In brief, I would say that the essay points out that the LGBTQ+ movement has created a myth around identity that we view the past in, which limits our perspective. For example, there is the idea that if every gay man and lesbian in America came out, that gay oppression should end. Or that gay men and lesbians have always existed and always will exist. But while these arguments serve positive functions, they are also limiting us for it doesn’t include institutionalized ways that homophobia is reproduced.

So, the essay makes the argument that gay men and lesbians have not always existed and that they are instead a product of the development of the free-labor capitalist system. Before wage labor became widespread, family was a self-sustained economic unit where the survival of each member in the family depended on all the other members. Women and men were required to have many children, in part because children were necessary to help run the economic functions of the family. While people exhibited homosexual behavior, there was no “social space” in the colonial system of production that allowed people to be gay.

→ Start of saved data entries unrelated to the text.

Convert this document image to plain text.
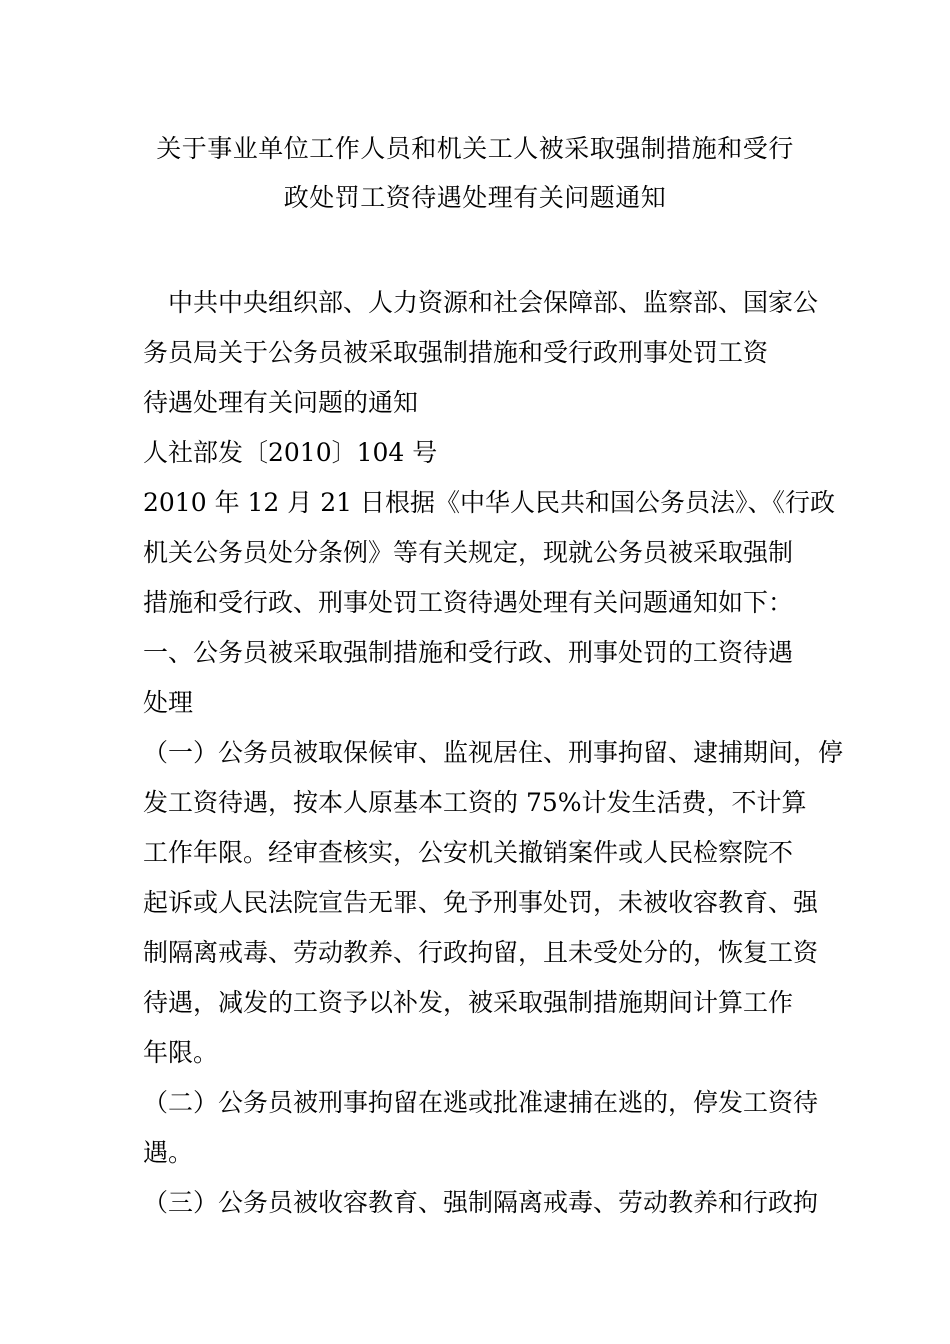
关于事业单位工作人员和机关工人被采取强制措施和受行
政处罚工资待遇处理有关问题通知
中共中央组织部、人力资源和社会保障部、监察部、国家公
务员局关于公务员被采取强制措施和受行政刑事处罚工资
待遇处理有关问题的通知
人社部发〔2010〕104 号
2010 年 12 月 21 日根据《中华人民共和国公务员法》、《行政
机关公务员处分条例》等有关规定，现就公务员被采取强制
措施和受行政、刑事处罚工资待遇处理有关问题通知如下：
一、公务员被采取强制措施和受行政、刑事处罚的工资待遇
处理
（一）公务员被取保候审、监视居住、刑事拘留、逮捕期间，停
发工资待遇，按本人原基本工资的 75%计发生活费，不计算
工作年限。经审查核实，公安机关撤销案件或人民检察院不
起诉或人民法院宣告无罪、免予刑事处罚，未被收容教育、强
制隔离戒毒、劳动教养、行政拘留，且未受处分的，恢复工资
待遇，减发的工资予以补发，被采取强制措施期间计算工作
年限。
（二）公务员被刑事拘留在逃或批准逮捕在逃的，停发工资待
遇。
（三）公务员被收容教育、强制隔离戒毒、劳动教养和行政拘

With wage labor, the family slowly lost its independence as a self-sustained economic unit because you could buy things you need with wages. Instead, the family took on a new significance as a unit that provided not goods, but emotional satisfaction and happiness. Wage labor socialized production, which allowed people to treat sexuality not as an imperative but as something to establish intimacy, promoting happiness, and experiencing pleasure. Capitalism created the environment which made it possible for gay men and women to have relationships with each other, for the formation of LGBTQ+ communities, and for politics based on sexual identity. These ways of living could develop because capitalism allowed people to survive beyond the confines of a heterosexual family. There are more LGBTQ+ people today than in the past because material conditions allow more people to choose it for themselves.

The essay then claims that capitalism is the same system which made it possible for gay identity to emerge as well as the system which seems unable to accept gay identity. This is because wage labor in the capitalist system has taken away the economic functions which used to tie family members together, weakening the forces that keep people in families. However, capitalism also promotes the idea of the family as a source of emotional security where our need for stable, intimate relationships is satisfied. The family unit is more vulnerable, and the LGBTQ community have become the scapegoats for the social instability.

Finally, I have suggested that the relationship between capitalism and the family is fundamentally contradictory. On the one hand, capitalism continually weakens the material foundation of family life, making it possible for individuals to live outside the family, and for a lesbian and gay male identity to develop. On the other, it needs to push men and women into families, at least long enough to reproduce the next generation of workers. The elevation of the family to ideological preeminence guarantees that a capitalist society will reproduce not just children, but heterosexism and homophobia. In the most profound sense, capitalism is the problem.

The essay then goes on to suggest the following solutions:

  • Instead of treating children as belonging to parents, give them personal autonomy, particularly in their own sexual expression and choice.
  • Instead of calling for a return to the familial structure of the past, we need to dissolve the boundaries which isolate the family and provide more socialized or community-oriented services. For example, instead of the parents being wholly responsible for raising a child, there should be community or worker-controlled day care.
  • Create more social structures beyond the nuclear family which provide a sense of belonging, so that the family unit has less significance, so that being in a family is less likely to make or break our emotional security.

I think the idea of creating more social structures outside of the family is interesting, and I can’t help but think of the forum that I manage, t/suki as some of my ideas about how to build the community of t/suki involve creating more places where people feel like they belong. Polyamory also comes to mind, as my exploration of it has revealed social relationships that aren’t quite nuclear families but are something in-between friends and lovers. To me, these things seem like social structures beyond the nuclear family.